The book is avowedly a kind of Dickensian novel. Naipaul was a great admirer of Dickens, and so he wrote a kind of 19th century Dickensian style of novel full of anecdotes, full of characters, depth of perspective on the society of the Caribbean, Trinidad in particular from which it came. It was saturated with the spirit of the 19th century novel, partly a historical novel, partly a novel of everyday life.

But at the centre of a 19th century novel, is the notion of a hero, that’s why they call it a Bildungsroman – a character whose biography as it were, works through the novel, creating a sense of accommodation to his or her society although there are moments of dissatisfaction with that society.

At the end of the day, the Bildungsroman is a novel of coming to terms with your society, coming to terms with your fate. And here at the heart of this novel, you have this tragic-comic character Biswas who never felt accommodated!

That’s why the title – A House for Mr. Biswas! Right through the novel, he lives is various people’s houses, he builds his own houses, but he never has a sense that he really belongs – that he’s really been able to occupy a space that he feels at home in!

And so I thought how interesting that the formal apparatus of a bildungsroman or a 19th century European form is being used to tell the story of a figure from a colonial world, a descendant of indentured labour, - a novel which looks at slavery and indentured labour, huge forms of displacement and diasporic upheavals after all the families like the one that Naipaul describes, came in the 1850s, from India and settled in the Caribbean, and the Indian indentured labourers were also misfits between the black slave society and the white slave owners.

So these kinds of social and cultural conflicts made me think about what we then began to formulate as ‘postcolonial critical thought’.

Now over to Derek Walcott’s take on V. S. Naipaul -

INTERVIEWER: How do you respond to V. S. Naipaul’s repeated assertion—borrowed from Trollope—that “nothing was created in the British West Indies”?

WALCOTT: Perhaps it should read that “Nothing was created by the British in the West Indies.” Maybe that’s the answer. The departure of the British required and still requires a great deal of endeavor, of repairing the psychological damage done by their laziness and by their indifference.

The desolation of poverty that exists in the Caribbean can be very depressing.
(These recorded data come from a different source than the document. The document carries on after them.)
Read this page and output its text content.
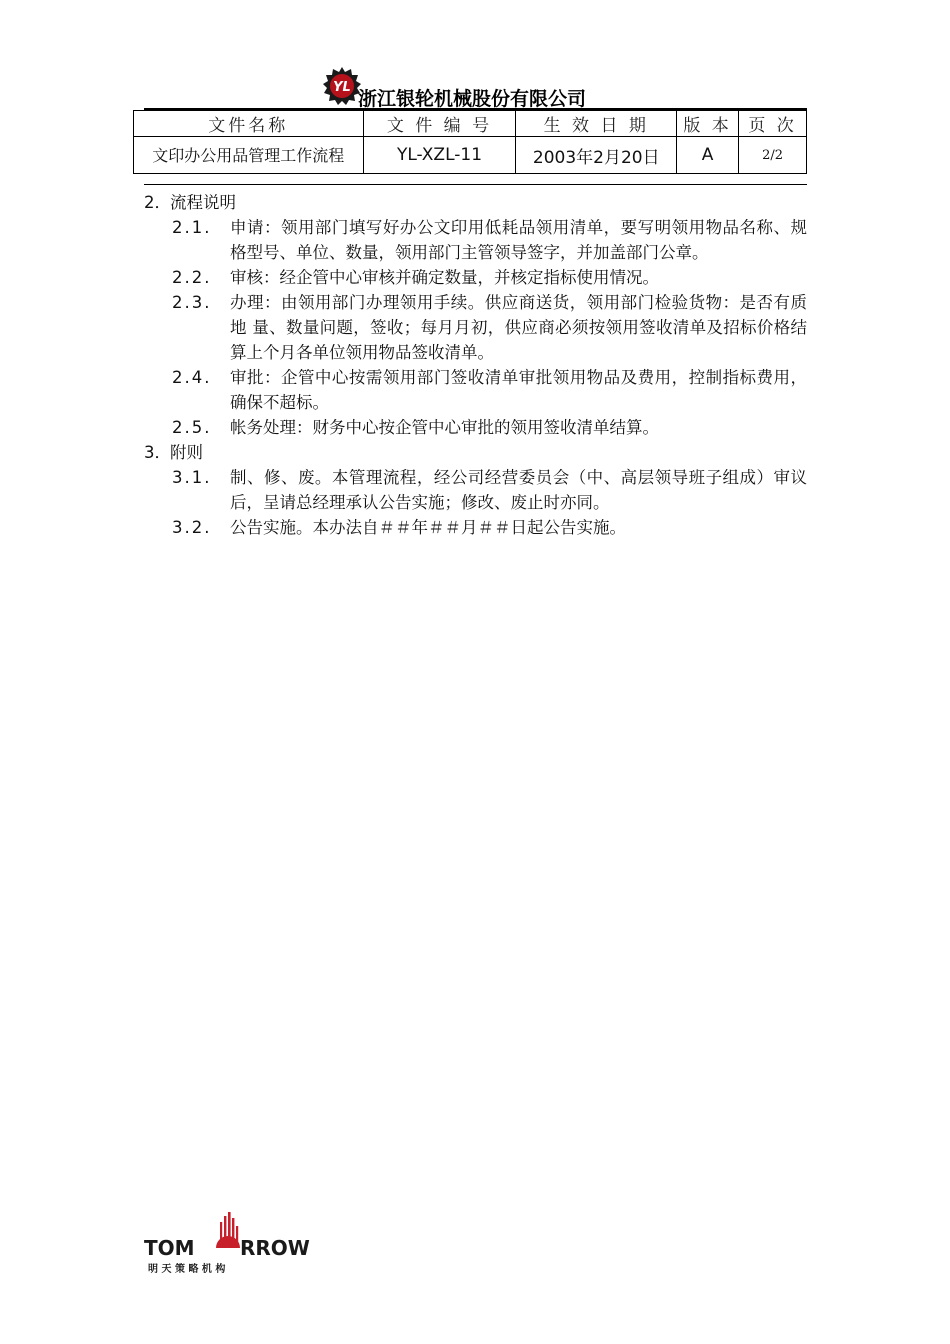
YL
浙江银轮机械股份有限公司
文件名称	文 件 编 号	生 效 日 期	版 本	页 次
文印办公用品管理工作流程	YL-XZL-11	2003年2月20日	A	2/2
2．流程说明
2.1. 申请：领用部门填写好办公文印用低耗品领用清单，要写明领用物品名称、规格型号、单位、数量，领用部门主管领导签字，并加盖部门公章。
2.2. 审核：经企管中心审核并确定数量，并核定指标使用情况。
2.3. 办理：由领用部门办理领用手续。供应商送货，领用部门检验货物：是否有质地 量、数量问题，签收；每月月初，供应商必须按领用签收清单及招标价格结算上个月各单位领用物品签收清单。
2.4. 审批：企管中心按需领用部门签收清单审批领用物品及费用，控制指标费用，确保不超标。
2.5. 帐务处理：财务中心按企管中心审批的领用签收清单结算。
3．附则
3.1. 制、修、废。本管理流程，经公司经营委员会（中、高层领导班子组成）审议后，呈请总经理承认公告实施；修改、废止时亦同。
3.2. 公告实施。本办法自＃＃年＃＃月＃＃日起公告实施。
TOM RROW
明 天 策 略 机 构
The only way that one can look at it and draw anything of value from it is to have a fantastic depth of strength and belief, not in the past but in the immediate future.
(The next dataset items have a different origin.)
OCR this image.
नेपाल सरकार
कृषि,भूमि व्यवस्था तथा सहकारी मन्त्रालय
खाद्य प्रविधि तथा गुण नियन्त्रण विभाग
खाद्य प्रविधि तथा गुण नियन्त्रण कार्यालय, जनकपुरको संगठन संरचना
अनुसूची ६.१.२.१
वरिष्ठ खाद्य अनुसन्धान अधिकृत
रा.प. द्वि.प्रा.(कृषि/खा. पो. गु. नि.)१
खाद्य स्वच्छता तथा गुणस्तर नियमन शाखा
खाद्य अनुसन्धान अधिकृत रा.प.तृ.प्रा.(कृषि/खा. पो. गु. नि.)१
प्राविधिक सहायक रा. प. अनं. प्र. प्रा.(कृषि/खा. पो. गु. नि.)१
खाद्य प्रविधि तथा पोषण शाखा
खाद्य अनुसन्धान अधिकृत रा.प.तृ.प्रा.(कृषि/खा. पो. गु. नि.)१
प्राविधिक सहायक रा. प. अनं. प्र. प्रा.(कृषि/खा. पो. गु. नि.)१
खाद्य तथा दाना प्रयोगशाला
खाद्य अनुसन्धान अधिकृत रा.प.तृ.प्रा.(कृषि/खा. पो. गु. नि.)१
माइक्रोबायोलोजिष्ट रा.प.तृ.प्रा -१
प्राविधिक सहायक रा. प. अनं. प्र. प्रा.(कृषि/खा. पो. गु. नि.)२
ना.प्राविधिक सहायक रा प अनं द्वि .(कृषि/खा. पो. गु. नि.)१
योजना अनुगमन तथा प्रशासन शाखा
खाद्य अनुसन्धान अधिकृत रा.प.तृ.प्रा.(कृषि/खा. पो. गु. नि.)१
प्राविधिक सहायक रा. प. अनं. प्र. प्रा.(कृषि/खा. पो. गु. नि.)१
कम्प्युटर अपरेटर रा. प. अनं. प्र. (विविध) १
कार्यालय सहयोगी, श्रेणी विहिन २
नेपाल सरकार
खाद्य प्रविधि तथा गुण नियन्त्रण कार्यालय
And I think that whenever I come back here, however desolate and however despairing I see the conditions around me to be, I know that I have to draw on terrible reserves of conviction. To abandon that conviction is to betray your origins; it’s to feel superior to your family, to your past. And I’m not capable of that.

So trueyyy that, ain’t it?

To conclude, then -

‘I am the sum of my books’, says Nobel Laureate V. S. Naipaul.

Indeed he is the sum total of the aura of ‘postcolonial critical thought’ in all its magnificent glory!

Suchmuch is Naipaul’s way and sway over the Postcolonial literary credo!